By April 16, 2013Commentary

The Medicare Payment Advisory Commission’s annual report to Congress is lengthy, but also contains a great deal of useful information.  The primary purpose of the report is to set forth the Commission’s recommendations for payment changes (usually, but not always, increases) for various provider types for fiscal 2014, but it also gives the Commission’s perspective on the state of national health care and spending.   (MedPAC Report)   This year’s report notes that while Medicare spending growth is projected to be lower in the next decade than in the past one, on a current basis the program is not taking in as much funds as it expends and its “trust” funds will be depleted within the decade, if not sooner.  While the number of eligible persons will increase at a rate of about 3% a year during that decade, per beneficiary spending will increase at 6-8% per year.  In the Commission’s view much of this growth is due to an aging Medicare population with greater incidence of chronic disease.

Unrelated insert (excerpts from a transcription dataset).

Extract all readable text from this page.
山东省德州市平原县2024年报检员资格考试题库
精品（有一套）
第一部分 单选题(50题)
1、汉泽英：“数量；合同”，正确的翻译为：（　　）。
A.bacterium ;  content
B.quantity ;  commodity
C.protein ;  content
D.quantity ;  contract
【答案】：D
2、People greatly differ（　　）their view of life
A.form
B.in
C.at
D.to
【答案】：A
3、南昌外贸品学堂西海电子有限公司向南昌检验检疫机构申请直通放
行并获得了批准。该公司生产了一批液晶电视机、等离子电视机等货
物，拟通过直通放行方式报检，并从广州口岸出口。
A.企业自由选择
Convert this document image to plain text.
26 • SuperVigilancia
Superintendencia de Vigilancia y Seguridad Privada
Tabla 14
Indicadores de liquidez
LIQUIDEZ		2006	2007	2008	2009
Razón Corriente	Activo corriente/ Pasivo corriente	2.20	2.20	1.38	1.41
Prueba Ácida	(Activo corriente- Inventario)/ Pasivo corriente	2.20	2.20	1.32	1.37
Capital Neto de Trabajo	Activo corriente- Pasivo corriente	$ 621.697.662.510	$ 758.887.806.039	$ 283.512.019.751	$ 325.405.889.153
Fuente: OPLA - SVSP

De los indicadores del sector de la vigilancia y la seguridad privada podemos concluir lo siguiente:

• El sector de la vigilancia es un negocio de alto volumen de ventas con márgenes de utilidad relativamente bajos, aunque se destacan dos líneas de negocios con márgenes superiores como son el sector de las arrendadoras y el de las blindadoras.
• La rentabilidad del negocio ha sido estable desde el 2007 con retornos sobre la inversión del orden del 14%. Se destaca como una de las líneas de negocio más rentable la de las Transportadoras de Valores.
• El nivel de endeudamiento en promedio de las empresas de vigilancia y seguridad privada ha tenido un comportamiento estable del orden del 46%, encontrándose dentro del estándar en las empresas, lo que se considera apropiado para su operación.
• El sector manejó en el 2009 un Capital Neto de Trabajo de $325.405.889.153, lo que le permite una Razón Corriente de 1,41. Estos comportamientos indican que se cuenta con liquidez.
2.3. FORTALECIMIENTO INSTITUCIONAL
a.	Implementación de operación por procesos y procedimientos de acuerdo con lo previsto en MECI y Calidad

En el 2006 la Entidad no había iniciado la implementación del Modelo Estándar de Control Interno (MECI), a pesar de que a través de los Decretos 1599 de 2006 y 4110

In making recommendations on provider payments, the Commission is guided by concerns about the impact on beneficiary access, especially to primary care, equity across provider types and settings, and incentives for providers to render more efficient and appropriate care.  The Commission seems to have as an assumption that there is significant geographic variation in care that is evidence of inappropriateness, and not accounted for by beneficiary health status or demographics.  This view is increasingly contested in the research literature, as shown by the recent Institute of Medicine interim report on the topic.  In regard to hospital services, the Commission noted that quality is improving, at least by CMS’ measures, that beneficiaries appear to have good access to hospital services, that hospitals have good access to capital, but that Medicare margins have declined and appear to be negative for the average hospital, although efficient hospitals have a small positive Medicare margins.  The low or negative Medicare margins obviously drive up private insurance rates.  The Commission recommended only a 1% increase in both inpatient and outpatient rates, driven in large part by a probably accurate perception that hospitals’ coding practices generate greater reimbursement than is justified.